Ciò che sta accadendo a Bacoli, in merito alla mancata realizzazione dei loculi cimiteriali (in gran parte già pagati dai cittadini), è un nuovo esempio di ingiustizia sociale che mina la fiducia verso le istituzioni.

“Tra il 2015 e 2016 – racconta Josi Della Ragione attraverso Facebook – raccogliendo un lavoro iniziato, ma non concluso, riuscimmo ad adempiere a tutti gli atti burocratici per affidare alla ditta vincitrice del bando pubblico, l’incarico di realizzare circa 700 loculi presso il cimitero di Cappella. Un bacolicantiere atteso da troppo tempo dalla comunità, e finalmente pronto per partire. Per questo, anche dopo la nostra caduta, nel luglio del 2016, ero certo che il commissario, e quanti lo hanno poi succeduto, avrebbero seguito i lavori con attenzione. Nel rispetto dei tanti che, pur di non perdere il diritto di far riposare i propri cari estinti in un loculo, e pagare gli oneri richiesti, avevano fatto sacrifici, chiesto un prestito, rinunciato a vacanze e regali. Ed invece è successo l’impensabile”.

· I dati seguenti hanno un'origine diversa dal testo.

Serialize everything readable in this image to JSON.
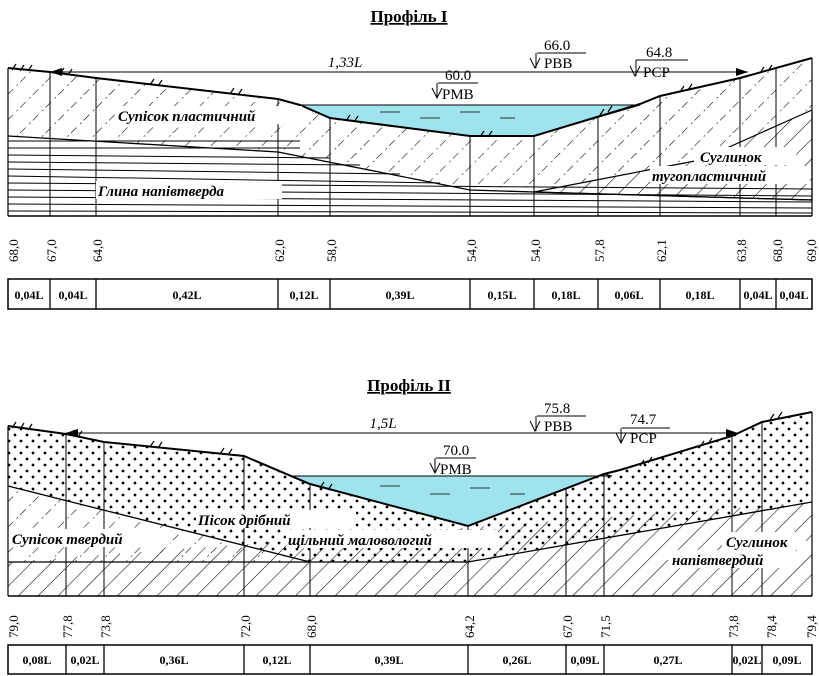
{
  "profiles": [
    {
      "title": "Профіль І",
      "span_label": "1,33L",
      "levels": [
        {
          "value": "60.0",
          "name": "РМВ"
        },
        {
          "value": "66.0",
          "name": "РВВ"
        },
        {
          "value": "64.8",
          "name": "РСР"
        }
      ],
      "soils": [
        {
          "name": "Супісок пластичний"
        },
        {
          "name": "Глина напівтверда"
        },
        {
          "name": "Суглинок"
        },
        {
          "name": "тугопластичний"
        }
      ],
      "elevations": [
        "68,0",
        "67,0",
        "64,0",
        "62,0",
        "58,0",
        "54,0",
        "54,0",
        "57,8",
        "62,1",
        "63,8",
        "68,0",
        "69,0"
      ],
      "segments": [
        "0,04L",
        "0,04L",
        "0,42L",
        "0,12L",
        "0,39L",
        "0,15L",
        "0,18L",
        "0,06L",
        "0,18L",
        "0,04L",
        "0,04L"
      ]
    },
    {
      "title": "Профіль ІІ",
      "span_label": "1,5L",
      "levels": [
        {
          "value": "70.0",
          "name": "РМВ"
        },
        {
          "value": "75.8",
          "name": "РВВ"
        },
        {
          "value": "74.7",
          "name": "РСР"
        }
      ],
      "soils": [
        {
          "name": "Супісок твердий"
        },
        {
          "name": "Пісок дрібний"
        },
        {
          "name": "щільний маловологий"
        },
        {
          "name": "Суглинок"
        },
        {
          "name": "напівтвердий"
        }
      ],
      "elevations": [
        "79,0",
        "77,8",
        "73,8",
        "72,0",
        "68,0",
        "64,2",
        "67,0",
        "71,5",
        "73,8",
        "78,4",
        "79,4"
      ],
      "segments": [
        "0,08L",
        "0,02L",
        "0,36L",
        "0,12L",
        "0,39L",
        "0,26L",
        "0,09L",
        "0,27L",
        "0,02L",
        "0,09L"
      ]
    }
  ],
  "colors": {
    "water": "#9fe3ec",
    "ink": "#000000"
  }
}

Con il commissario, furono raccolti i soldi dalle famiglie bacolesi, a fine 2016, per un totale pari a 1360 euro cadauna: ed una somma complessiva, versata nelle casse comunali, superiore a 700.000 euro. Fino ad oggi, invece, il nulla.

“Poiché quei fondi erano vincolati per quella specifica opera, e non per far altro – ricorda Della Ragione – chiediamo nuovamente all’attuale commissario, così come abbiamo chiesto (purtroppo senza esito), dai banchi dell’opposizione, alla passata amministrazione, di far partire quanto prima il cantiere. E, laddove si dovessero evidenziare anomalie o problemi, oramai a due anni dall’affidamento dei lavori, avviare un’indagine interna utile a fare chiarezza su chi e come ha speso impropriamente quei soldi. Perché essere un comune in dissesto non autorizza nessuno a violare i sacrosanti diritti del popolo, già martoriato, di questa città”.